Hello to the few folks out there still checking this.
Its been well over a month since we returned from New Zealand. We were on our trip for 6 weeks but it feels now like a blink of an eye - something so fleeting that it is difficult to grasp. As you know from previous posts it was an amazing trip, an experience that Julie and I will treasure forever. If you ever get a chance to leave it all behind and travel the world a bit, please don't hesitate. It's worth it.
When we last left you we had just completed the best (and by far longest) hike of our lives down in Milford. From Milford we boarded a bus for the 3 hr trek back to Queenstown. Queenstown is the capital of sorts for the lower portion of the South Island and has been made famous as the 'adventure sport' capital of the world. Here you can bungy jump, skydive, parasail, luge, jetboat, white water raft, and whatever other crazy thing you can think of. Everywhere you go there are tour operators, gear shops, and bars to get you drunk enough to do one of these things.
The other side of Queenstown is its lovely location - along one of NZ's largest lakes, ringed by majestic mountains (most notably the Remarkables, home of some of the best skiing in NZ), with plenty of parkland by the lake to soak it all in.

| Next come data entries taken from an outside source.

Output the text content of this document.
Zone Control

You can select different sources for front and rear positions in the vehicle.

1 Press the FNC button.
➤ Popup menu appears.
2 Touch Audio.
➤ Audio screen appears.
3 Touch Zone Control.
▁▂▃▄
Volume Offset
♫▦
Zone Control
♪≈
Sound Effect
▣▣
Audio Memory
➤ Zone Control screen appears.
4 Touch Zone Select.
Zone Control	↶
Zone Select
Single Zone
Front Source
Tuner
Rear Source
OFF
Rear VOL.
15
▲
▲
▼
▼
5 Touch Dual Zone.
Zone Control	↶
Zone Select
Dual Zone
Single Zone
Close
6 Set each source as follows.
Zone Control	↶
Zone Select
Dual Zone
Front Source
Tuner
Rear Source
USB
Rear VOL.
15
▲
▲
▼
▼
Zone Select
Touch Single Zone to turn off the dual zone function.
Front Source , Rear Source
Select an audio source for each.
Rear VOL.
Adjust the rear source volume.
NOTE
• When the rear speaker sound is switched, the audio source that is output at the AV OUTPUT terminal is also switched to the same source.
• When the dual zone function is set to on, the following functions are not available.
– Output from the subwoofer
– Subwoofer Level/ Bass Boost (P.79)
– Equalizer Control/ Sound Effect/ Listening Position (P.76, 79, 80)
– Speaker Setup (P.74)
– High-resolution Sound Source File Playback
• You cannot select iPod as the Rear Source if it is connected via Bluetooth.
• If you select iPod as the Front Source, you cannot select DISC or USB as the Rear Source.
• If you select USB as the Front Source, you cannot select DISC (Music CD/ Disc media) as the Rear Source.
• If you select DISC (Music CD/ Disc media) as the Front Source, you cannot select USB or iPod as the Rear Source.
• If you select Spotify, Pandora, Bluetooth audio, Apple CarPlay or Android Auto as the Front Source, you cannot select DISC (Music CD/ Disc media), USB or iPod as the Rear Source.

Unsurprisingly, Jules and I concentrated more on the latter part of Queenstown for the two days we were there at the end of our trip, while sampling the former. Check out the pics...
After Queenstown we flew back up to Auckland and immediately hopped in a car to drive up to the 'Northland', the dramatic spit of land at the tip of the North Island. This area is renowed for its beachs and sunny climes...and apparently its thunderstorms. We had constant rain while we visited, but hey it was still a good time.
The main purpose of our trip was to see the giant Kauri trees. These are the second most massive trees on earth after the Sequoias in Cali. The trees didn't disappoint - some were as wide as the biggest sequoias though not as tall. Just these squat behemoths. Pretty cool.
So in the raining north, which is supposed to be the sunny north, we ended our epic journey. We flew home with few difficulties, besides lugging the australian wine that Jules spoted at the duty free store. Keep that girl away from duty free wine, yikes. :)
...Now, six months later, trying to finish the post with a quick comment!
Hard to put a capstone on the trip which is why this post never got finished. A trip of a lifetime. Absolutely. A surreal dream, something that seems apart of someone else's life, certainly not the humdrum normality of our everday. Hmm, a bit melodramatic perhaps. So no more words.